My prediction is this: human imperfection will be the new ideal.

I had a conversation with my hair dresser last week. She said she is not really interested in AI but she fears the effect it will have on the world. Same as many.

I replied that although we don't know what it will bring, there is one thing I really am looking forward to and that is the switch from a chase for perfection to imperfection and the actual value of a real human.

Let me explain:

When I studied photography it was still analog. Grainy negatives, contact sheets that were slightly overexposed, and expensive large printing in the color lab for exhibitions. From there, we went on a journey of becoming more perfect in advertising: erasing grain, correcting “wrong” coloring, smoothing skin and form. First Photoshop, then apps, filters, presets, endless possibilities.

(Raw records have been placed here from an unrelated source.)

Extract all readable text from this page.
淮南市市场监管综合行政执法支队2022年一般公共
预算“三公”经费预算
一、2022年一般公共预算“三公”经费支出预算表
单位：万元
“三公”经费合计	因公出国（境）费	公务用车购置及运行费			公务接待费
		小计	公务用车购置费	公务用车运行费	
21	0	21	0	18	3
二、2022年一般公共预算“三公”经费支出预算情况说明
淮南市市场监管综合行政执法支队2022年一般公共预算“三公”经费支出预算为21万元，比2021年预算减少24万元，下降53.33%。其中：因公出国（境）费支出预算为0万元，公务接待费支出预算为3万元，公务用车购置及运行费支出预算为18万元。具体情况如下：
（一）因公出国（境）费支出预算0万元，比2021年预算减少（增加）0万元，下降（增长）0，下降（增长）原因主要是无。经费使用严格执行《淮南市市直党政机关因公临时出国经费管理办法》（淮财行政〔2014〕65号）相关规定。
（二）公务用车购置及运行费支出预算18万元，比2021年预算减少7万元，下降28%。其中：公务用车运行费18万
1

Now with the huge wave of flawless AI overtaking everything: marketing, advertising, even the feeds of small businesses who before weren't able to afford high end campaign production. Therefore it will be everywhere in the mass market. Perfection, smooth surfaces, are becoming boring. You can only digest so much visual flawlessness and generic looking content.

Too much "perfection" might even be a criteria for NOT choosing a product, brand or hotel, especially for Gen Z and Alpha.

It will be a breath of fresh air to see cracks on the surface, and everything that makes life life and humans humans. Things going together that didn't go together before will be interesting now. Of course that's not a call for ugliness, I would never... But I am speaking in terms of nuances and little shock moments in between the sea of sameness.

This is also the chance for luxury hospitality and brands to step out of the race for flawless instagram polish and instead stage what is unrepeatable: coherence, atmosphere, gestures that feel alive, maybe not always flawless but deeply human. In a world where perfection is automated, it is the human texture that becomes the rarest form of luxury.